SP
Bakar Ponpes Karena Sering Dirundung, Potret Gagalnya Pendidikan Sekuler
TanahRibathMedia.Com—Bullying atau perundungan masih menjadi pekerjaan rumah besar bagi dunia pendidikan hari ini, bahkan kasus bullying semakin masif terjadi. Mirisnya pelaku hingga korbannya pun dari berbagai kalangan usia, baik sekolah dasar hingga perguruan tinggi. Seperti kasus pembakaran yang baru-baru ini terjadi di asrama pesantren di Aceh. Usut punya usut berdasar pengakuan pelaku adalah sebagai bentuk balas dendam terhadap para santri yang kerap merundung dirinya (Detiknews, 31 Oktober 2024).

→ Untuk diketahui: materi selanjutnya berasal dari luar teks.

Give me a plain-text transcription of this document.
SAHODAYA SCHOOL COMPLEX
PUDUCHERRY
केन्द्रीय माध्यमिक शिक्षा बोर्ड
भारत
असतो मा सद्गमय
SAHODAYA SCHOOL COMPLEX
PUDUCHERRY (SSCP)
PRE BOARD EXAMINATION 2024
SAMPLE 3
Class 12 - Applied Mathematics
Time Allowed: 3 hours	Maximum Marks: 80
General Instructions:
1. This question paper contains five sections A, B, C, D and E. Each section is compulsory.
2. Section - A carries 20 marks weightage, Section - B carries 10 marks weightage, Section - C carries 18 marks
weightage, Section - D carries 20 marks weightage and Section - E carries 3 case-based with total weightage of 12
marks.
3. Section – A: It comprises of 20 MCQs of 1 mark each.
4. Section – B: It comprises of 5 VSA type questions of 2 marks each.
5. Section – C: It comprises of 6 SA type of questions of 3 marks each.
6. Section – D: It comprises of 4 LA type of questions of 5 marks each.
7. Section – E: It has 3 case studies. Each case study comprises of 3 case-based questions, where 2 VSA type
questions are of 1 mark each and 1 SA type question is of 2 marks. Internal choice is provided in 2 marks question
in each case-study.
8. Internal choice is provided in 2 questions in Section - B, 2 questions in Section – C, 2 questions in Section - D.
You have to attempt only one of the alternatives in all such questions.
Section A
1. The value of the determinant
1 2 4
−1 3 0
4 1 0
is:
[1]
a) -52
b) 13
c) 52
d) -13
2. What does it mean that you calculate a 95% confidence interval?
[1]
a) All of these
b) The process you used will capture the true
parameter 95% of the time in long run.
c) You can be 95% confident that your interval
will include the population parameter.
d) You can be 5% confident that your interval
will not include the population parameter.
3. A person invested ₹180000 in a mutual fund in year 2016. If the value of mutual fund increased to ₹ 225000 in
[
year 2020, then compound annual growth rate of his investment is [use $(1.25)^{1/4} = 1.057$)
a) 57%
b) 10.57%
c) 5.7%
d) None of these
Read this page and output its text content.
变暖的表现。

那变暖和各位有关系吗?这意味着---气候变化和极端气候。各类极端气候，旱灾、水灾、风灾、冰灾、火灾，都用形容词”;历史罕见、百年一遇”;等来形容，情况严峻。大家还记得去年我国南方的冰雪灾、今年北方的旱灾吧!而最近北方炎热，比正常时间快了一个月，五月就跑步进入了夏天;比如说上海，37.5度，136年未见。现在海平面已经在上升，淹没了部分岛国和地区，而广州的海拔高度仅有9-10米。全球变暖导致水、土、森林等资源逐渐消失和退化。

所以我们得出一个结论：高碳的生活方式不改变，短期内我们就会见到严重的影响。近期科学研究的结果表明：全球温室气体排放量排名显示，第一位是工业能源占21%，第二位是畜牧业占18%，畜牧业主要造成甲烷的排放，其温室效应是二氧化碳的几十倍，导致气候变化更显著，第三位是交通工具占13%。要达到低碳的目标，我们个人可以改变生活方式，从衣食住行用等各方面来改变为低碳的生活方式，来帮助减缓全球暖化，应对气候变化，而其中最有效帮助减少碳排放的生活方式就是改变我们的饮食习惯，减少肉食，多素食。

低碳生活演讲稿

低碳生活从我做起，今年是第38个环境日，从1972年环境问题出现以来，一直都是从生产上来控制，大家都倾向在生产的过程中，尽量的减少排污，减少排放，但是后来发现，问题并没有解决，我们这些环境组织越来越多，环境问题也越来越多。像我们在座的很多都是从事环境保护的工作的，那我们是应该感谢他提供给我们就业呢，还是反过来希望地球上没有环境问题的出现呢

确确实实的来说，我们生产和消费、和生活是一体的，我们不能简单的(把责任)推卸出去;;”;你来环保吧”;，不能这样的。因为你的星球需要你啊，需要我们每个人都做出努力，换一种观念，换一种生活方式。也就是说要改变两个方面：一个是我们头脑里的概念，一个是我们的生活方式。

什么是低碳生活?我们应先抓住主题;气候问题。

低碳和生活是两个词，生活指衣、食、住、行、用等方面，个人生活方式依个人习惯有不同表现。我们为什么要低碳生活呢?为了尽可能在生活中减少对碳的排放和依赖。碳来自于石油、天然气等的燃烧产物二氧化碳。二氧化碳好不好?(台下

Sementara itu genap satu minggu kemudian, terjadi kasus serupa. Sebuah ledakan besar terdengar di lingkungan SMAN 72 Jakarta yang menyebabkan 96 korban luka. Pelakunya diduga merupakan siswa kelas 12 yang juga menjadi korban bullying (Kumparan, 7 November 2025).
Masifnya Kasus Bullying di Lingkungan Pendidikan
Menurut data dari Jaringan Pemantau Pendidikan Indonesia (JPPI) menunjukkan lonjakan signifikan kasus bullying di lingkungan sekolah. Pada tahun 2023 tercatat 285 kasus yang terlapor, dan meningkat lebih dari 100 persen pada 2024, yakni menjadi 573 kasus. Meski belum ada data konkret untuk 2025, linimasa berita masih dipenuhi kabar perundungan, baik di sekolah, pesantren, maupun perguruan tinggi.
Bullying jelas berdampak serius pada korbannya. Dampak tersebut bisa berupa rasa takut, gangguan kecemasan, keinginan mengasingkan diri, hingga hal yang lebih berbahaya seperti munculnya dorongan untuk bunuh diri atau melakukan kekerasan sebagai bentuk balas dendam (National Child Traumatic Stress Network).
Gagalnya Sistem Pendidikan Sekuler
Maraknya kasus bullying di sekolah menjadi bukti nyata bahwa sistem pendidikan sekuler yang diterapkan hari ini telah gagal membentuk generasi muda kepribadian yang berakhlak mulia dan berbudi luhur. Sekolah seharusnya menjadi tempat di mana siswa merasa aman dan dapat mengembangkan kepribadiannya. Namun, dalam sistem pendidikan kapitalis-sekuler, sekolah hanya berfokus pada pencapaian materi saja.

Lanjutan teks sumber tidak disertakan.